Cloud computing -- and its potential effect on future government technology initiatives -- finds its way onto the congressional stage.
The case for moving government computing to the cloud — and the skepticism that surrounds it — made the equivalent of its off-Broadway debut in Washington July 1. That's when the House Oversight and Government Reform Committee summoned an all-star cast of federal and industry officials to the Rayburn House Office Building to testify on the promises and risks of cloud computing.
The fact-finding session might have come up short on theatrics. But what was notable is the fact that cloud computing — and its potential effect on future government technology programs — finally found its way onto the congressional stage in the first place.
Even Tom Davis, the committee's former chairman, whose portrait loomed over the proceedings, might have been impressed to see the panel's ranking member, Darrell Issa (R-Calif.), and Committee Chairman Edolphus Towns (D-N.Y.) taking on a technology debate that until recently existed mostly in the technical community.
Towns set the stage for the examination, but Issa set the tone. The key issues for Towns were how to balance the risks and rewards of an information technology likely to dominate federal IT discussions during the next decade — and what steps Congress should take to deal with the inherent security and privacy concerns.
However, Issa warned: “If we hear about cost savings, I will not yawn, I will not pretend to be disinterested, but I will not be a true believer that cost savings will drive the move to cloud computing.” Issa, who hasn’t forgotten his days using punch cards and sharing computer time on DEC 10 mainframes, recalled the huge savings promised by the government’s Networx telecommunications program, which, he said, have yet to materialize because of how slowly bureaucrats move. Why would cloud computing be different?
Federal Chief Information Officer Vivek Kundra made his case that the real benefit of cloud computing is agility — and an essential step to reversing the proliferation of government data centers. The General Services Administration’s David McClure stressed how the Federal Risk and Authorization Management Program and other recent measures represent important steps to ease bureaucratic gridlock.

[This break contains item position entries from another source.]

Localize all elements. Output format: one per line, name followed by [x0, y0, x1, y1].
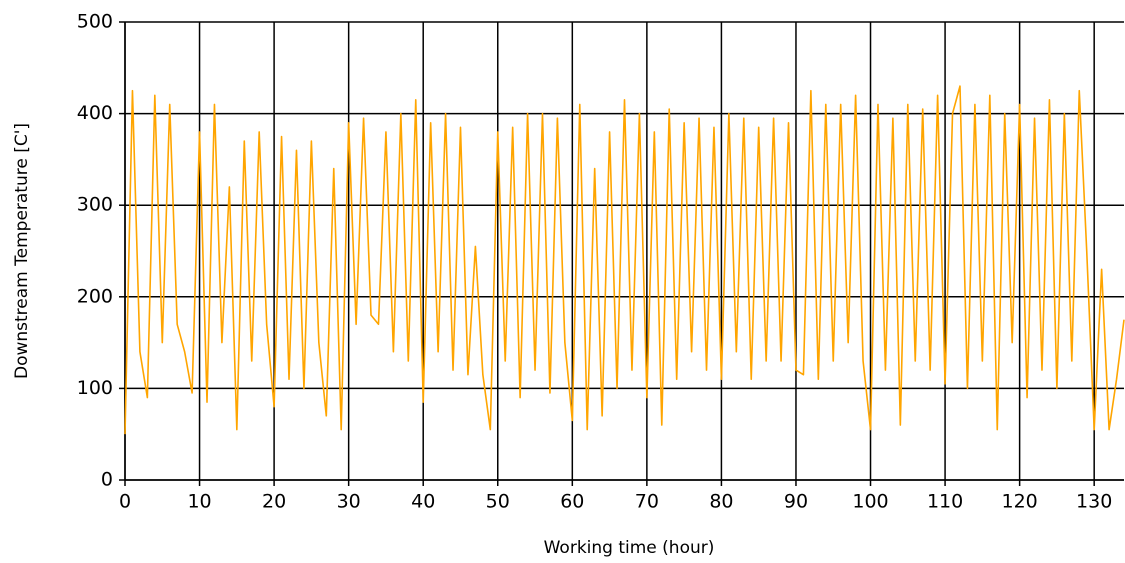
x-tick-label: 80	[709, 491, 733, 513]
x-tick-label: 60	[560, 491, 584, 513]
x-tick-label: 70	[635, 491, 659, 513]
x-tick-label: 120	[1001, 491, 1037, 513]
y-tick-label: 200	[77, 285, 113, 307]
y-tick-label: 0	[101, 469, 113, 491]
y-tick-label: 300	[77, 194, 113, 216]
x-tick-label: 100	[852, 491, 888, 513]
y-axis-label: Downstream Temperature [C']	[12, 123, 32, 379]
x-tick-label: 10	[187, 491, 211, 513]
x-tick-label: 40	[411, 491, 435, 513]
x-tick-label: 130	[1076, 491, 1112, 513]
y-tick-label: 400	[77, 102, 113, 124]
y-tick-label: 500	[77, 11, 113, 33]
x-tick-label: 0	[119, 491, 131, 513]
x-tick-label: 20	[262, 491, 286, 513]
x-tick-label: 30	[337, 491, 361, 513]
x-tick-label: 110	[927, 491, 963, 513]
x-tick-label: 50	[486, 491, 510, 513]
y-tick-label: 100	[77, 377, 113, 399]
x-tick-label: 90	[784, 491, 808, 513]
x-axis-label: Working time (hour)	[544, 538, 715, 558]
data-line	[124, 85, 1125, 435]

Representatives from Microsoft, Google, EMC and Carnegie Mellon University also took turns highlighting why economics, high-speed broadband and centralized security expertise made cloud computing inevitable. Salesforce.com’s Daniel Burton made the clearest case for true multitenant cloud computing, and he warned that agencies should expect little benefit if they merely migrate to private, single-tenant clouds.
Towns and his committee deserve credit for starting to take a long, hard look at cloud computing. Moreover, it’s good to see congressional attention returning to how technology can be better harnessed in the federal government.